Vem isto tudo a propósito da recente entrevista de António Costa à agência Lusa. A fazer fé na forma como ela é transcrita, o primeiro-ministro questionou se “a Holanda quer ficar de fora da UE”. Para não haver dúvidas, citemos as suas palavras: “Mais do que uma questão económica ou financeira, é uma questão política que está colocada. Temos de saber se podemos seguir a 27 na União Europeia, a 19 [na zona euro], ou se há alguém que queira ficar de fora. Naturalmente, estou a referir-me à Holanda.”

Não sei se, tal como a peça sugere, o chefe do Governo português coloca a questão da saída dos holandeses da UE. Se sim, é apenas um absurdo. E este texto acaba aqui. Se não, suscita uma questão que merece ser discutida: a de a Europa ter de avançar na resposta aos efeitos económicos gerados pela crise do novo coronavírus a “múltiplas velocidades”. Em rigor, a questão é ainda mais vasta, consistindo em saber se a União Europeia, para além desta pandemia, apenas pode avançar desta forma.

Analistas da integração europeia, como Andrew Moravcsik, Simon Hix e Joseph Weiler, concordam que a UE se encontra perto de um ponto de equilíbrio. Isso significa que é pouco provável que os Estados decidam mudanças unilaterais, mas também que decidam mudanças consensuais. No entanto, é possível que grupos de países decidam avançar (ou retroceder) de maneira diferenciada. Este cenário tem tido má publicidade até hoje, mas é essencial reavaliá-lo.
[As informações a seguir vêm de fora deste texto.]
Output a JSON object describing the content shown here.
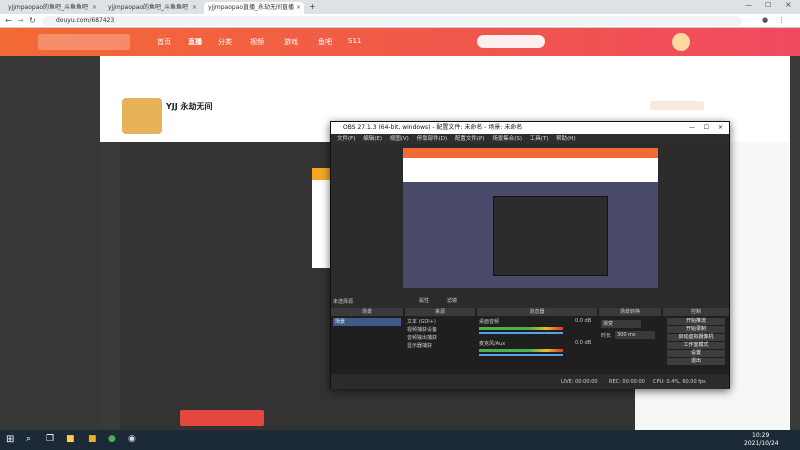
{
  "browser": {
    "tabs": [
      {
        "label": "yjjmpaopao的鱼吧_斗鱼鱼吧"
      },
      {
        "label": "yjjmpaopao的鱼吧_斗鱼鱼吧"
      },
      {
        "label": "yjjmpaopao直播_永劫无间直播"
      }
    ],
    "url": "douyu.com/687423"
  },
  "site": {
    "nav": [
      "首页",
      "直播",
      "分类",
      "视频",
      "游戏",
      "鱼吧",
      "S11"
    ],
    "streamer_name": "YJJ 永劫无间"
  },
  "obs": {
    "title": "OBS 27.1.3 (64-bit, windows) - 配置文件: 未命名 - 场景: 未命名",
    "menu": [
      "文件(F)",
      "编辑(E)",
      "视图(V)",
      "停靠部件(D)",
      "配置文件(P)",
      "场景集合(S)",
      "工具(T)",
      "帮助(H)"
    ],
    "no_source": "未选择源",
    "btn_props": "属性",
    "btn_filters": "滤镜",
    "docks": {
      "scenes": "场景",
      "sources": "来源",
      "mixer": "混音器",
      "transitions": "场景转换",
      "controls": "控制"
    },
    "scene_name": "场景",
    "sources": [
      "文本 (GDI+)",
      "视频捕获设备",
      "音频输出捕获",
      "显示器捕获"
    ],
    "mixer_tracks": [
      {
        "name": "桌面音频",
        "db": "0.0 dB"
      },
      {
        "name": "麦克风/Aux",
        "db": "0.0 dB"
      }
    ],
    "transition": {
      "type": "渐变",
      "duration_label": "时长",
      "duration": "300 ms"
    },
    "controls": [
      "开始推流",
      "开始录制",
      "启动虚拟摄像机",
      "工作室模式",
      "设置",
      "退出"
    ],
    "status": {
      "live": "LIVE: 00:00:00",
      "rec": "REC: 00:00:00",
      "cpu": "CPU: 0.4%, 60.00 fps"
    }
  },
  "taskbar": {
    "time": "10:29",
    "date": "2021/10/24"
  },
  "colors": {
    "accent": "#f26a34",
    "obs_bg": "#2b2b2b"
  }
}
Aqui há duas hipóteses. Se o status quo europeu é considerado satisfatório, não é preciso perder tempo a discutir grandes mudanças, mas sim pequenos ajustamentos. Se o status quo não for considerado aceitável, como achamos que não é, é essencial admitir a ideia de que é preciso avançar com os Estados que queiram avançar, porque fazê-lo com todos é virtualmente impossível.

A segunda hipótese, que nos remete para a tal “Europa a múltiplas velocidades”, não é à partida a mais favorável a Portugal, pelo que ela deve ser exclusivamente encarada como a última das soluções, depois de todas as outras falharem. Contudo, caso a Alemanha e a França alinhem por esta via, ou caso esta seja a única forma de fazer avançar a integração europeia, então Portugal não só não se deve opor a ela como deve estar dentro da “primeira velocidade”. De resto, na prática, isso já acontece em certas áreas.
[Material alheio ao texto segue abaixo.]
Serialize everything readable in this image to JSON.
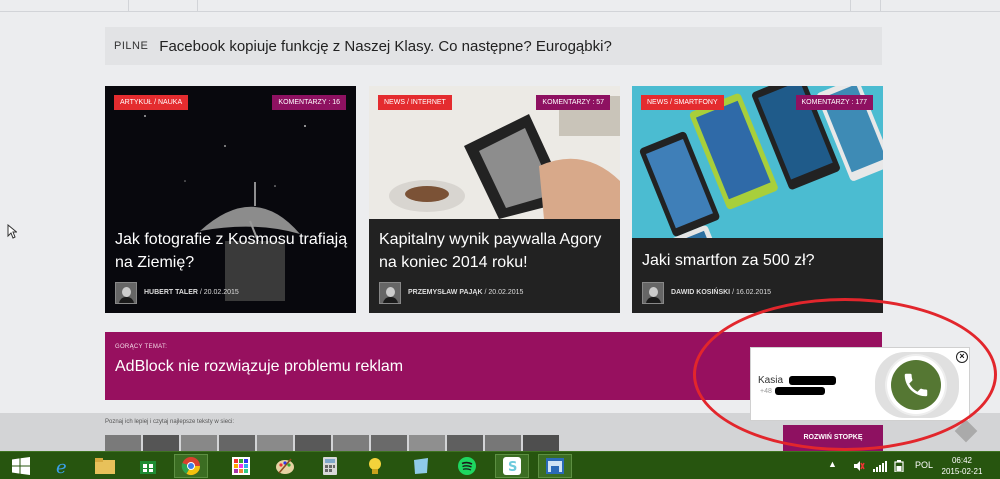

Voltemos à questão atual. A UE terá de responder a esta crise com “bazucas”, ou mesmo com “armas atómicas”. Chamem-lhe “Plano Marshall”, ou “Plano von der Leyen”, ou mesmo “Plano Mark Rutte”. Sejam “coronabonds”, ou eurobonds, ou algo semelhante, com a modalidade e o nome que a originalidade permitir. E aqui também há duas hipóteses, aliás previstas no já esquecido Livro Branco da Comissão sobre o Futuro da Europa: ou fazemos “muito mais todos juntos”, ou faz “mais quem quiser mais”. Se a Holanda não quiser fazer mais, não faça, se quiser ficar de fora, que fique. Desde que a Alemanha queira fazer mais e fique dentro. A França quer.
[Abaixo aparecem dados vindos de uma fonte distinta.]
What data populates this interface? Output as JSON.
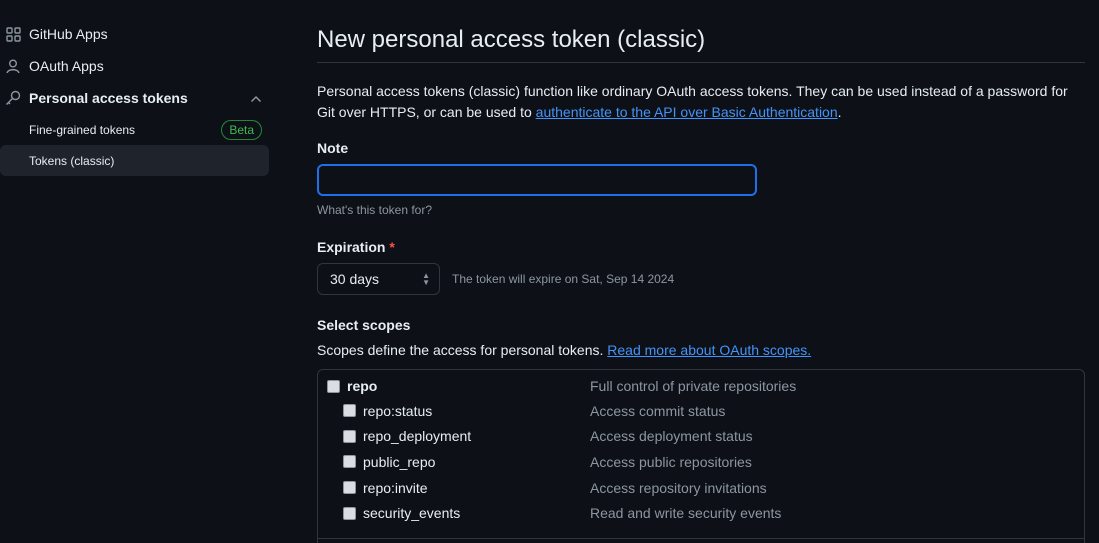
{
  "sidebar": {
    "items": [
      {
        "label": "GitHub Apps",
        "icon": "apps-grid-icon"
      },
      {
        "label": "OAuth Apps",
        "icon": "person-icon"
      },
      {
        "label": "Personal access tokens",
        "icon": "key-icon"
      }
    ],
    "subitems": [
      {
        "label": "Fine-grained tokens",
        "badge": "Beta"
      },
      {
        "label": "Tokens (classic)"
      }
    ]
  },
  "main": {
    "title": "New personal access token (classic)",
    "intro_text": "Personal access tokens (classic) function like ordinary OAuth access tokens. They can be used instead of a password for Git over HTTPS, or can be used to ",
    "intro_link": "authenticate to the API over Basic Authentication",
    "intro_end": ".",
    "note": {
      "label": "Note",
      "value": "",
      "hint": "What's this token for?"
    },
    "expiration": {
      "label": "Expiration",
      "required_mark": "*",
      "selected": "30 days",
      "note": "The token will expire on Sat, Sep 14 2024"
    },
    "scopes": {
      "label": "Select scopes",
      "description": "Scopes define the access for personal tokens. ",
      "link": "Read more about OAuth scopes.",
      "rows": [
        {
          "name": "repo",
          "desc": "Full control of private repositories"
        },
        {
          "name": "repo:status",
          "desc": "Access commit status"
        },
        {
          "name": "repo_deployment",
          "desc": "Access deployment status"
        },
        {
          "name": "public_repo",
          "desc": "Access public repositories"
        },
        {
          "name": "repo:invite",
          "desc": "Access repository invitations"
        },
        {
          "name": "security_events",
          "desc": "Read and write security events"
        }
      ]
    }
  },
  "colors": {
    "background": "#0d1117",
    "link": "#4493f8",
    "focus": "#1f6feb",
    "badge": "#3fb950",
    "required": "#f85149"
  }
}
Claro está que subsistem muitas dúvidas sobre a viabilidade política desta solução, sobretudo neste caso, em que estamos a falar de um verdadeiro “resgate da Europa”. Mas vale a pena tentar.

Curiosamente, George Steiner proferiu a sua palestra na Holanda, em Amesterdão, no Nexus Institute. E a ironia continua, nas linhas do seu belo texto: “Pode ser que estas palavras sejam insensatas, que seja demasiado tarde. Espero que não, só porque estou a dizer estas palavras na Holanda, onde Ba­ruch Espinoza viveu e pensou.” O próprio responde à questão de nós todos, os angustiados com o destino da Europa: “Enquanto existirem cafetarias, a ideia de Europa terá conteúdo.”